In others, she'd cry in his arms.
But in all of them… she had been younger. Freer. Untouched by the years that had built walls around her heart.
---
Rey stood outside her door.
He hadn't knocked yet. His hand hovered above the wood, as if knocking would mean tearing open everything they had buried for over a decade.
He took a breath — shaky, unsure — and let his knuckles touch the surface, once. Then twice.
The sound echoed inside like a heartbeat.
---
Aurel opened the door slowly. Their eyes met.
For a long moment, neither of them moved. It wasn't awkward. It was heavier than that — as if the years they lost had taken shape and were standing between them, asking:
What now?
Aurel's voice was quiet, almost breaking.
> "You look… older."
Rey gave a faint smile. "I feel like I've aged a hundred years."
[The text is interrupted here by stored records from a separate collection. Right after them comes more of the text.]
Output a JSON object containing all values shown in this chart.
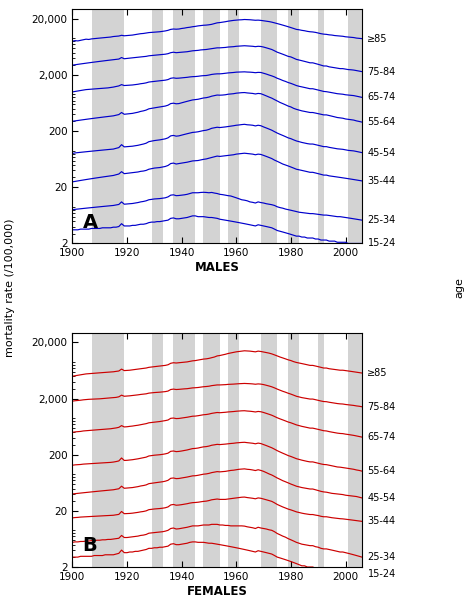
{
  "years": [
    1900,
    1901,
    1902,
    1903,
    1904,
    1905,
    1906,
    1907,
    1908,
    1909,
    1910,
    1911,
    1912,
    1913,
    1914,
    1915,
    1916,
    1917,
    1918,
    1919,
    1920,
    1921,
    1922,
    1923,
    1924,
    1925,
    1926,
    1927,
    1928,
    1929,
    1930,
    1931,
    1932,
    1933,
    1934,
    1935,
    1936,
    1937,
    1938,
    1939,
    1940,
    1941,
    1942,
    1943,
    1944,
    1945,
    1946,
    1947,
    1948,
    1949,
    1950,
    1951,
    1952,
    1953,
    1954,
    1955,
    1956,
    1957,
    1958,
    1959,
    1960,
    1961,
    1962,
    1963,
    1964,
    1965,
    1966,
    1967,
    1968,
    1969,
    1970,
    1971,
    1972,
    1973,
    1974,
    1975,
    1976,
    1977,
    1978,
    1979,
    1980,
    1981,
    1982,
    1983,
    1984,
    1985,
    1986,
    1987,
    1988,
    1989,
    1990,
    1991,
    1992,
    1993,
    1994,
    1995,
    1996,
    1997,
    1998,
    1999,
    2000,
    2001,
    2002,
    2003,
    2004,
    2005,
    2006
  ],
  "male_ge85": [
    8000,
    8200,
    8100,
    8300,
    8500,
    8700,
    8600,
    8800,
    8900,
    9000,
    9100,
    9200,
    9300,
    9400,
    9500,
    9700,
    9800,
    9900,
    10200,
    10000,
    10100,
    10200,
    10300,
    10500,
    10700,
    10900,
    11000,
    11200,
    11400,
    11500,
    11600,
    11700,
    11800,
    12000,
    12200,
    12500,
    13000,
    13200,
    13100,
    13200,
    13500,
    13700,
    14000,
    14200,
    14500,
    14700,
    15000,
    15200,
    15400,
    15500,
    15700,
    16000,
    16500,
    17000,
    17200,
    17500,
    17800,
    18200,
    18500,
    18800,
    19000,
    19200,
    19300,
    19500,
    19400,
    19300,
    19100,
    18900,
    19000,
    18800,
    18500,
    18200,
    17900,
    17500,
    17000,
    16500,
    16000,
    15500,
    15000,
    14500,
    14000,
    13500,
    13000,
    12800,
    12500,
    12300,
    12000,
    11800,
    11700,
    11500,
    11200,
    10900,
    10700,
    10600,
    10400,
    10300,
    10100,
    10000,
    9900,
    9800,
    9600,
    9500,
    9400,
    9300,
    9100,
    9000,
    8900
  ],
  "male_75_84": [
    3000,
    3050,
    3100,
    3150,
    3200,
    3250,
    3300,
    3350,
    3400,
    3450,
    3500,
    3550,
    3600,
    3650,
    3700,
    3750,
    3800,
    3850,
    4100,
    3900,
    3950,
    4000,
    4050,
    4100,
    4150,
    4200,
    4250,
    4300,
    4400,
    4450,
    4500,
    4550,
    4600,
    4650,
    4700,
    4800,
    5000,
    5100,
    5000,
    5050,
    5100,
    5150,
    5200,
    5300,
    5400,
    5450,
    5500,
    5600,
    5650,
    5700,
    5800,
    5900,
    6000,
    6100,
    6100,
    6150,
    6200,
    6300,
    6350,
    6400,
    6500,
    6550,
    6600,
    6650,
    6600,
    6550,
    6500,
    6400,
    6500,
    6450,
    6300,
    6100,
    5900,
    5700,
    5400,
    5100,
    4900,
    4700,
    4500,
    4300,
    4200,
    4000,
    3800,
    3700,
    3600,
    3500,
    3400,
    3300,
    3300,
    3200,
    3100,
    3000,
    2900,
    2900,
    2800,
    2750,
    2700,
    2650,
    2600,
    2600,
    2550,
    2500,
    2480,
    2450,
    2400,
    2350,
    2300
  ],
  "male_65_74": [
    1000,
    1020,
    1040,
    1060,
    1080,
    1100,
    1110,
    1120,
    1130,
    1140,
    1150,
    1160,
    1170,
    1180,
    1200,
    1220,
    1250,
    1280,
    1350,
    1300,
    1310,
    1320,
    1330,
    1350,
    1370,
    1400,
    1420,
    1450,
    1500,
    1520,
    1540,
    1560,
    1580,
    1600,
    1620,
    1660,
    1750,
    1780,
    1750,
    1760,
    1780,
    1800,
    1820,
    1850,
    1870,
    1880,
    1900,
    1930,
    1950,
    1960,
    2000,
    2050,
    2080,
    2100,
    2100,
    2120,
    2150,
    2180,
    2200,
    2220,
    2250,
    2260,
    2270,
    2280,
    2260,
    2250,
    2230,
    2200,
    2230,
    2220,
    2150,
    2080,
    2000,
    1930,
    1850,
    1750,
    1680,
    1600,
    1540,
    1470,
    1420,
    1360,
    1300,
    1260,
    1230,
    1200,
    1170,
    1140,
    1140,
    1110,
    1080,
    1050,
    1020,
    1010,
    990,
    970,
    950,
    930,
    920,
    910,
    890,
    880,
    870,
    860,
    840,
    820,
    800
  ],
  "male_55_64": [
    300,
    305,
    310,
    315,
    320,
    325,
    330,
    335,
    340,
    345,
    350,
    355,
    360,
    365,
    370,
    375,
    385,
    395,
    430,
    400,
    405,
    410,
    415,
    425,
    435,
    450,
    460,
    475,
    500,
    510,
    520,
    530,
    540,
    550,
    560,
    580,
    620,
    630,
    615,
    620,
    640,
    660,
    680,
    700,
    720,
    730,
    740,
    760,
    780,
    790,
    810,
    840,
    860,
    880,
    875,
    880,
    890,
    910,
    920,
    930,
    950,
    960,
    970,
    975,
    960,
    950,
    940,
    920,
    940,
    930,
    890,
    850,
    810,
    775,
    730,
    690,
    650,
    620,
    590,
    560,
    540,
    510,
    490,
    475,
    460,
    450,
    440,
    430,
    430,
    420,
    410,
    400,
    390,
    390,
    380,
    370,
    360,
    350,
    345,
    340,
    330,
    325,
    320,
    315,
    305,
    298,
    290
  ],
  "male_45_54": [
    80,
    82,
    83,
    84,
    85,
    86,
    87,
    88,
    89,
    90,
    91,
    92,
    93,
    94,
    95,
    96,
    99,
    102,
    115,
    105,
    106,
    107,
    108,
    110,
    112,
    115,
    118,
    122,
    130,
    133,
    136,
    138,
    140,
    143,
    146,
    152,
    165,
    168,
    163,
    165,
    170,
    175,
    180,
    185,
    190,
    192,
    195,
    200,
    205,
    208,
    215,
    225,
    230,
    235,
    232,
    235,
    238,
    242,
    246,
    250,
    255,
    258,
    262,
    265,
    260,
    258,
    255,
    248,
    255,
    250,
    238,
    228,
    218,
    208,
    196,
    185,
    176,
    168,
    160,
    152,
    147,
    140,
    134,
    130,
    126,
    123,
    120,
    118,
    118,
    115,
    112,
    109,
    106,
    106,
    103,
    101,
    99,
    97,
    96,
    95,
    93,
    91,
    90,
    89,
    87,
    85,
    83
  ],
  "male_35_44": [
    25,
    25.5,
    26,
    26.5,
    27,
    27.5,
    28,
    28.5,
    29,
    29.5,
    30,
    30.5,
    31,
    31.5,
    32,
    32.5,
    33.5,
    34.5,
    38,
    35,
    35.5,
    36,
    36.5,
    37,
    37.5,
    38.5,
    39,
    40,
    42,
    43,
    44,
    44.5,
    45,
    46,
    47,
    49,
    53,
    54,
    52,
    53,
    54,
    55,
    56,
    57.5,
    59,
    59.5,
    60,
    61.5,
    63,
    64,
    66,
    68,
    70,
    72,
    71,
    72,
    73,
    74,
    75,
    76,
    78,
    79,
    80,
    81,
    80,
    79,
    78,
    76,
    78,
    77,
    74,
    71,
    68,
    65,
    61,
    58,
    55,
    52,
    50,
    48,
    46,
    44,
    42,
    41,
    40,
    39,
    38,
    37,
    37,
    36,
    35,
    34,
    33,
    33,
    32,
    31.5,
    31,
    30.5,
    30,
    29.5,
    29,
    28.5,
    28,
    27.5,
    27,
    26.5,
    26
  ],
  "male_25_34": [
    8,
    8.1,
    8.2,
    8.3,
    8.4,
    8.5,
    8.6,
    8.7,
    8.8,
    8.9,
    9,
    9.1,
    9.2,
    9.3,
    9.4,
    9.5,
    9.7,
    9.9,
    11,
    10,
    10.1,
    10.2,
    10.3,
    10.5,
    10.7,
    11,
    11.2,
    11.5,
    12,
    12.2,
    12.4,
    12.5,
    12.6,
    12.8,
    13,
    13.5,
    14.5,
    14.7,
    14.2,
    14.3,
    14.5,
    14.7,
    15,
    15.5,
    16,
    16,
    16,
    16.2,
    16.3,
    16.2,
    16,
    16.2,
    15.8,
    15.5,
    15,
    14.8,
    14.5,
    14.2,
    14,
    13.5,
    13,
    12.5,
    12,
    11.8,
    11.5,
    11,
    10.8,
    10.5,
    11,
    10.7,
    10.5,
    10.2,
    10,
    9.8,
    9.5,
    9.0,
    8.7,
    8.5,
    8.2,
    8.0,
    7.8,
    7.6,
    7.4,
    7.2,
    7.1,
    7.0,
    6.9,
    6.8,
    6.8,
    6.7,
    6.6,
    6.5,
    6.4,
    6.4,
    6.3,
    6.2,
    6.1,
    6.0,
    6.0,
    5.9,
    5.8,
    5.7,
    5.6,
    5.5,
    5.4,
    5.3,
    5.2
  ],
  "male_15_24": [
    3.5,
    3.5,
    3.5,
    3.6,
    3.6,
    3.6,
    3.6,
    3.7,
    3.7,
    3.7,
    3.7,
    3.8,
    3.8,
    3.8,
    3.8,
    3.9,
    3.9,
    4.0,
    4.5,
    4.1,
    4.1,
    4.1,
    4.2,
    4.2,
    4.3,
    4.4,
    4.4,
    4.5,
    4.7,
    4.8,
    4.8,
    4.9,
    4.9,
    5.0,
    5.1,
    5.2,
    5.6,
    5.7,
    5.5,
    5.5,
    5.6,
    5.7,
    5.8,
    6.0,
    6.2,
    6.2,
    6.0,
    6.0,
    6.0,
    5.9,
    5.8,
    5.8,
    5.7,
    5.6,
    5.4,
    5.3,
    5.2,
    5.1,
    5.0,
    4.9,
    4.8,
    4.7,
    4.6,
    4.5,
    4.4,
    4.3,
    4.2,
    4.1,
    4.3,
    4.2,
    4.1,
    4.0,
    3.9,
    3.8,
    3.6,
    3.4,
    3.3,
    3.2,
    3.1,
    3.0,
    2.9,
    2.8,
    2.7,
    2.7,
    2.6,
    2.6,
    2.5,
    2.5,
    2.5,
    2.4,
    2.4,
    2.3,
    2.3,
    2.3,
    2.2,
    2.2,
    2.2,
    2.1,
    2.1,
    2.1,
    2.1,
    2.0,
    2.0,
    2.0,
    2.0,
    2.0,
    2.0
  ],
  "female_ge85": [
    5000,
    5100,
    5200,
    5300,
    5400,
    5500,
    5550,
    5600,
    5650,
    5700,
    5750,
    5800,
    5850,
    5900,
    5950,
    6000,
    6100,
    6200,
    6700,
    6300,
    6350,
    6400,
    6500,
    6600,
    6700,
    6800,
    6900,
    7000,
    7200,
    7300,
    7400,
    7500,
    7600,
    7700,
    7800,
    8000,
    8500,
    8700,
    8600,
    8700,
    8800,
    8900,
    9000,
    9200,
    9400,
    9500,
    9700,
    9900,
    10100,
    10200,
    10400,
    10700,
    11000,
    11500,
    11700,
    12000,
    12300,
    12700,
    13000,
    13300,
    13600,
    13800,
    14000,
    14200,
    14100,
    14000,
    13800,
    13600,
    14000,
    13800,
    13500,
    13200,
    12900,
    12500,
    12000,
    11500,
    11000,
    10600,
    10200,
    9800,
    9500,
    9100,
    8800,
    8600,
    8400,
    8200,
    8000,
    7800,
    7800,
    7600,
    7400,
    7200,
    7000,
    7000,
    6800,
    6700,
    6600,
    6500,
    6400,
    6400,
    6300,
    6200,
    6100,
    6000,
    5900,
    5800,
    5700
  ],
  "female_75_84": [
    1800,
    1830,
    1850,
    1870,
    1900,
    1920,
    1940,
    1950,
    1960,
    1970,
    1980,
    2000,
    2020,
    2040,
    2060,
    2080,
    2100,
    2150,
    2300,
    2200,
    2220,
    2240,
    2270,
    2300,
    2330,
    2370,
    2400,
    2430,
    2500,
    2530,
    2560,
    2580,
    2600,
    2630,
    2660,
    2720,
    2900,
    2950,
    2900,
    2920,
    2950,
    2980,
    3000,
    3050,
    3100,
    3120,
    3150,
    3200,
    3250,
    3280,
    3320,
    3400,
    3450,
    3500,
    3500,
    3520,
    3540,
    3580,
    3600,
    3620,
    3650,
    3680,
    3700,
    3720,
    3700,
    3680,
    3650,
    3600,
    3650,
    3620,
    3550,
    3450,
    3350,
    3240,
    3100,
    2950,
    2820,
    2700,
    2600,
    2490,
    2400,
    2300,
    2200,
    2140,
    2080,
    2040,
    2000,
    1960,
    1960,
    1910,
    1860,
    1810,
    1770,
    1760,
    1720,
    1690,
    1660,
    1630,
    1610,
    1600,
    1570,
    1550,
    1530,
    1510,
    1480,
    1460,
    1430
  ],
  "female_65_74": [
    500,
    510,
    515,
    520,
    530,
    535,
    540,
    545,
    550,
    555,
    560,
    565,
    570,
    575,
    580,
    590,
    600,
    615,
    660,
    625,
    630,
    640,
    648,
    660,
    670,
    685,
    700,
    715,
    740,
    750,
    760,
    770,
    780,
    795,
    810,
    830,
    890,
    900,
    880,
    885,
    900,
    915,
    930,
    950,
    970,
    975,
    990,
    1010,
    1030,
    1040,
    1060,
    1090,
    1110,
    1130,
    1120,
    1130,
    1140,
    1155,
    1165,
    1175,
    1190,
    1200,
    1210,
    1215,
    1200,
    1190,
    1175,
    1155,
    1180,
    1165,
    1130,
    1090,
    1050,
    1010,
    960,
    910,
    870,
    835,
    800,
    765,
    740,
    710,
    680,
    660,
    640,
    625,
    610,
    595,
    595,
    580,
    565,
    550,
    535,
    530,
    516,
    505,
    495,
    485,
    478,
    475,
    465,
    458,
    450,
    442,
    432,
    422,
    412
  ],
  "female_55_64": [
    130,
    132,
    133,
    134,
    136,
    137,
    138,
    139,
    140,
    141,
    142,
    143,
    144,
    145,
    146,
    148,
    151,
    155,
    175,
    158,
    159,
    161,
    163,
    166,
    169,
    173,
    177,
    181,
    190,
    193,
    196,
    198,
    200,
    203,
    207,
    213,
    230,
    233,
    227,
    229,
    233,
    238,
    243,
    250,
    257,
    259,
    263,
    270,
    276,
    279,
    285,
    295,
    300,
    306,
    303,
    306,
    309,
    313,
    317,
    320,
    325,
    328,
    331,
    333,
    328,
    324,
    320,
    313,
    322,
    316,
    303,
    291,
    278,
    266,
    251,
    236,
    224,
    213,
    203,
    193,
    186,
    178,
    170,
    165,
    160,
    156,
    152,
    149,
    149,
    145,
    141,
    137,
    134,
    133,
    130,
    127,
    124,
    121,
    120,
    118,
    116,
    114,
    112,
    110,
    107,
    105,
    102
  ],
  "female_45_54": [
    40,
    40.5,
    41,
    41.5,
    42,
    42.5,
    43,
    43.5,
    44,
    44.5,
    45,
    45.5,
    46,
    46.5,
    47,
    47.5,
    48.5,
    49.5,
    55,
    50.5,
    51,
    51.5,
    52,
    53,
    54,
    55.5,
    56.5,
    58,
    61,
    62,
    63,
    64,
    65,
    66,
    67.5,
    70,
    76,
    77,
    75,
    75.5,
    77,
    78.5,
    80,
    82,
    84,
    84.5,
    86,
    88,
    90,
    91,
    93,
    96,
    98,
    100,
    99,
    100,
    101,
    103,
    105,
    106,
    108,
    110,
    111,
    112,
    110,
    109,
    107,
    104.5,
    108,
    105,
    101,
    96,
    91,
    87,
    82,
    77,
    73,
    69,
    66,
    63,
    60,
    57.5,
    55,
    53.5,
    52,
    51,
    50,
    49,
    49,
    47.5,
    46,
    44.5,
    43.5,
    43,
    42,
    41,
    40.5,
    40,
    39.5,
    39,
    38,
    37.5,
    37,
    36.5,
    36,
    35,
    34
  ],
  "female_35_44": [
    15,
    15.2,
    15.3,
    15.5,
    15.6,
    15.7,
    15.8,
    15.9,
    16,
    16.1,
    16.2,
    16.3,
    16.4,
    16.5,
    16.6,
    16.7,
    17,
    17.3,
    19.5,
    17.8,
    17.9,
    18,
    18.2,
    18.5,
    18.8,
    19.2,
    19.5,
    20,
    21,
    21.3,
    21.6,
    21.8,
    22,
    22.3,
    22.7,
    23.5,
    25.5,
    26,
    25.2,
    25.4,
    25.8,
    26.3,
    26.8,
    27.5,
    28,
    28.2,
    28.5,
    29,
    29.5,
    29.8,
    30.5,
    31.5,
    32,
    32.5,
    32,
    32,
    32,
    32.5,
    33,
    33.5,
    34,
    34.5,
    35,
    35.2,
    34.5,
    34,
    33.5,
    32.8,
    34,
    33.5,
    32.5,
    31.5,
    30.5,
    29.5,
    27.8,
    26,
    24.7,
    23.5,
    22.5,
    21.5,
    20.8,
    20,
    19.2,
    18.7,
    18.2,
    17.8,
    17.5,
    17.2,
    17.2,
    16.8,
    16.5,
    16,
    15.7,
    15.7,
    15.4,
    15.1,
    14.9,
    14.7,
    14.5,
    14.4,
    14.2,
    14,
    13.8,
    13.6,
    13.4,
    13.2,
    13
  ],
  "female_25_34": [
    5.5,
    5.6,
    5.6,
    5.7,
    5.7,
    5.8,
    5.8,
    5.9,
    5.9,
    6.0,
    6.0,
    6.1,
    6.1,
    6.2,
    6.2,
    6.3,
    6.4,
    6.5,
    7.3,
    6.7,
    6.7,
    6.8,
    6.9,
    7.0,
    7.1,
    7.3,
    7.4,
    7.6,
    8.0,
    8.1,
    8.2,
    8.3,
    8.4,
    8.5,
    8.7,
    9.0,
    9.7,
    9.9,
    9.5,
    9.6,
    9.8,
    10,
    10.2,
    10.5,
    10.8,
    10.8,
    10.8,
    11,
    11.2,
    11.2,
    11.2,
    11.5,
    11.5,
    11.5,
    11.2,
    11.2,
    11,
    11,
    10.8,
    10.8,
    10.8,
    10.8,
    10.8,
    10.7,
    10.4,
    10.2,
    10,
    9.7,
    10.2,
    9.9,
    9.7,
    9.5,
    9.2,
    9.0,
    8.5,
    7.9,
    7.5,
    7.1,
    6.8,
    6.4,
    6.1,
    5.8,
    5.5,
    5.3,
    5.1,
    5.0,
    4.9,
    4.8,
    4.8,
    4.6,
    4.5,
    4.3,
    4.2,
    4.2,
    4.1,
    4.0,
    3.9,
    3.8,
    3.7,
    3.7,
    3.6,
    3.5,
    3.4,
    3.3,
    3.2,
    3.1,
    3.0
  ],
  "female_15_24": [
    3.0,
    3.0,
    3.0,
    3.1,
    3.1,
    3.1,
    3.1,
    3.1,
    3.2,
    3.2,
    3.2,
    3.2,
    3.3,
    3.3,
    3.3,
    3.3,
    3.4,
    3.5,
    4.0,
    3.6,
    3.6,
    3.7,
    3.7,
    3.8,
    3.8,
    3.9,
    4.0,
    4.1,
    4.3,
    4.3,
    4.4,
    4.4,
    4.5,
    4.5,
    4.6,
    4.7,
    5.1,
    5.2,
    5.0,
    5.0,
    5.1,
    5.2,
    5.3,
    5.5,
    5.6,
    5.6,
    5.5,
    5.5,
    5.5,
    5.4,
    5.3,
    5.3,
    5.2,
    5.1,
    5.0,
    4.9,
    4.8,
    4.7,
    4.6,
    4.5,
    4.4,
    4.3,
    4.2,
    4.1,
    4.0,
    3.9,
    3.8,
    3.7,
    3.9,
    3.8,
    3.7,
    3.6,
    3.5,
    3.4,
    3.2,
    3.0,
    2.9,
    2.8,
    2.7,
    2.6,
    2.5,
    2.4,
    2.3,
    2.2,
    2.1,
    2.1,
    2.0,
    2.0,
    2.0,
    1.9,
    1.9,
    1.8,
    1.8,
    1.8,
    1.7,
    1.7,
    1.7,
    1.6,
    1.6,
    1.6,
    1.5,
    1.5,
    1.5,
    1.5,
    1.5,
    1.5,
    1.5
  ],
  "shade_bands": [
    [
      1907,
      1919
    ],
    [
      1929,
      1933
    ],
    [
      1937,
      1945
    ],
    [
      1948,
      1954
    ],
    [
      1957,
      1961
    ],
    [
      1969,
      1975
    ],
    [
      1979,
      1983
    ],
    [
      1990,
      1992
    ],
    [
      2001,
      2006
    ]
  ],
  "male_color": "#0000cc",
  "female_color": "#cc0000",
  "shade_color": "#d3d3d3",
  "ylim": [
    2,
    30000
  ],
  "xlim": [
    1900,
    2006
  ],
  "age_labels": [
    "≥85",
    "75-84",
    "65-74",
    "55-64",
    "45-54",
    "35-44",
    "25-34",
    "15-24"
  ],
  "yticks": [
    2,
    20,
    200,
    2000,
    20000
  ],
  "ytick_labels": [
    "2",
    "20",
    "200",
    "2,000",
    "20,000"
  ],
  "xticks": [
    1900,
    1920,
    1940,
    1960,
    1980,
    2000
  ]
}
She didn't smile back. But she didn't close the door either.
> "Why now, Rey?"
His name in her mouth felt like a prayer she hadn't dared whisper in years.
He looked down. "I didn't know about her. If I had… I would've come back sooner."
Aurel stepped aside. A silent invitation.
He walked in, the house swallowing him in memories. The same soft beige walls. The scent of lavender she used to wear. A photo of Aurelina at age five on the table — Rey stopped in front of it, breath caught.
> "She has your smile," he said softly.
Aurel didn't reply. She sat down, arms folded tightly.
> "You left me, Rey."
"I left… because I was nothing. I thought if I came back as someone, you'd still be waiting."
Aurel finally looked at him — really looked.
Not at the man he had become, but at the boy he used to be.
> "I did wait. For years. Until they married me off. I cried on my wedding night, Rey."
He closed his eyes.
> "I wrote you letters. Hundreds. But I had nowhere to send them. I didn't know where you went. You disappeared."
> "And when I came back," he said quietly, "you were already gone."
The words hung there. Raw. Final.
And for the first time in all those years, they didn't feel like enemies. Just two people holding pieces of the same broken past — too jagged to fit, but too precious to throw away.
---
There was silence.
But this time, it didn't hurt.
It held them.
---
> "What happens now?" Aurel whispered.
Rey looked up, and for the first time, there was no hope in his eyes — just clarity.
> "Now… I stay close. As long as you let me. For her. For us — in whatever form that means now."
Aurel said nothing. But she didn't tell him to leave.
That was enough.
For now.
---
> "When the past knocks on your door, it doesn't always ask to be let back in — sometimes, it just needs to be seen."